Michael Avenatti, the attorney representing adult film star Stormy Daniels in her case against President Trump, has become a television fixture in recent weeks. Before taking on Daniels as a client earlier this year, he had built a reputation as an aggressive litigator who specialized in high-profile cases and clients.
Jonathan Turley, a renowned legal scholar who taught Avenatti at George Washington University, describes his former student as "an adrenaline junky." Turley told the Washington Post recently that Avenatti, who moonlights as a professional race car driver, "needs that adrenaline rush. He lives his life aggressively. In both litigation and in life he shows a certain aggressive style."
While at law school, Avenatti dabbled in politics, working on "nearly 150 campaigns in 42 states," according to a Super Lawyers profile from 2009. He spent five years working at a political consulting firm run by Rahm Emanuel, the future Obama White House chief of staff and Chicago mayor, and still managed to graduate first in his class. Before that, he grew up in St. Louis and transferred to the University of Pennsylvania after spending freshman year at St. Louis University. While at SLU, he worked on campaigns for local Democrats, including then-Rep. Dick Gephardt. The experience allowed him to meet Emanuel, he told the St. Louis Post-Dispatch earlier this month.
Although Avenatti has worked for Democrats, he says he's not politically motivated. "I haven't done anything in politics in 20 years…my client is credible, she's telling the truth," he told CBS News' "60 Minutes" in an interview that aired Sunday.
As an attorney, Avenatti has worked on suits against major accounting firms and celebrities like Paris Hilton.

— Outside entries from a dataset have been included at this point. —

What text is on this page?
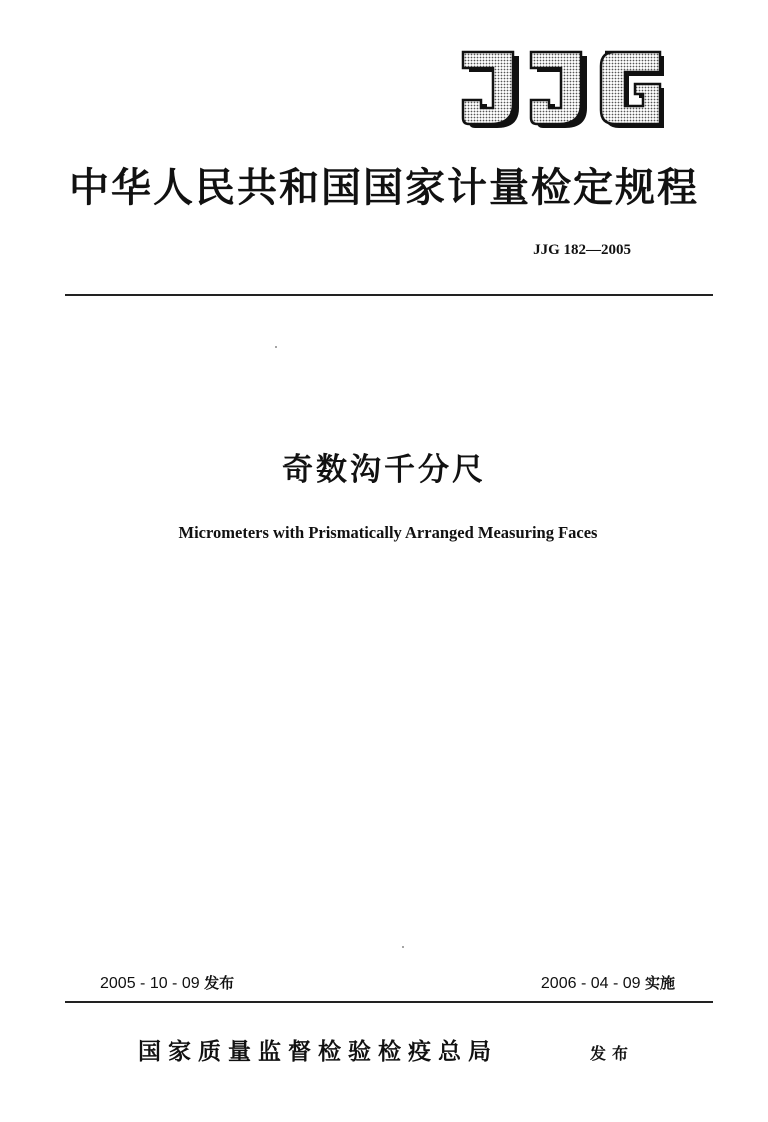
中华人民共和国国家计量检定规程
JJG 182—2005
奇数沟千分尺
Micrometers with Prismatically Arranged Measuring Faces
2005 - 10 - 09 发布	2006 - 04 - 09 实施
国家质量监督检验检疫总局	发布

He even sued The Apprentice, Mr. Trump's reality TV show, and its producer Mark Burnett, on behalf of a client who said they had stolen his idea.
After working at a series of big-name legal firms, Avenatti struck out on his own in 2007, according to the Post, and claims to have been the lead counsel on cases that have netted $1 billion in settlements and verdicts. He represented people who sued Jim Carrey in a wrongful-death case that attracted plenty of media attention and was eventually dismissed.
Last year, he won a case against Kimberly-Clark and Haylard Health, who he claimed had knowingly sold defective surgical gowns. The case ended in a $454 million jury verdict that the Post reports could net his firm $100 million in legal fees.
Yet the Daniels lawsuit is arguably his biggest case to date. She's suing Mr. Trump and his attorney, Michael Cohen, to get out of a non-disclosure agreement she signed just days before the 2016 election.
Daniels, whose real name is Stephanie Clifford, says she had sex with Mr. Trump in 2006, and that Cohen paid her $130,000 in hush money to stay quiet about the encounter. On Monday, she amended he complaint toby insinuating that she was lying about the tryst.
Avenatti says the case isn't about a sexual encounter between consenting adults, but rather alleged attempts to bully and intimidate her. "This is about the cover-up," he told Anderson Cooper in the "60 Minutes" segment. "This is about the extent that Mr. Cohen and the president have gone to intimidate this woman, to silence her, to, and to put her under their thumb. It is thuggish behavior from people in power. And it has no place in American democracy."
He also insists that the deal to buy Daniels' silence is invalid. "She took the money," Avenatti told Cooper. "But the fact of the matter is Mr. Trump never signed the agreement. He was obligated to sign the agreement in order for the agreement to spring into effect."
Cohen says that the agreement only required his signature, not Mr. Trump's, and denies that he ever tried to intimidate Daniels. Cohen also claims that Mr. Trump never knew about the agreement with Daniels, which Avenatti says is "ridiculous."
The non-disclosure agreement called for Daniels to hand over all "video images, still images, email messages, and text messages," she had regarding Mr. Trump. Daniels, on her lawyer's advice, told Cooper she would not discuss whether she did that. For his part, Avenatti has hinted that some physical evidence may still exist that links Daniels to Trump.
When pressed by Cooper on whether they were bluffing, Avenatti was dismissive.
"You should ask some of the other people in my career when they've bet on me bluffing," he told Cooper.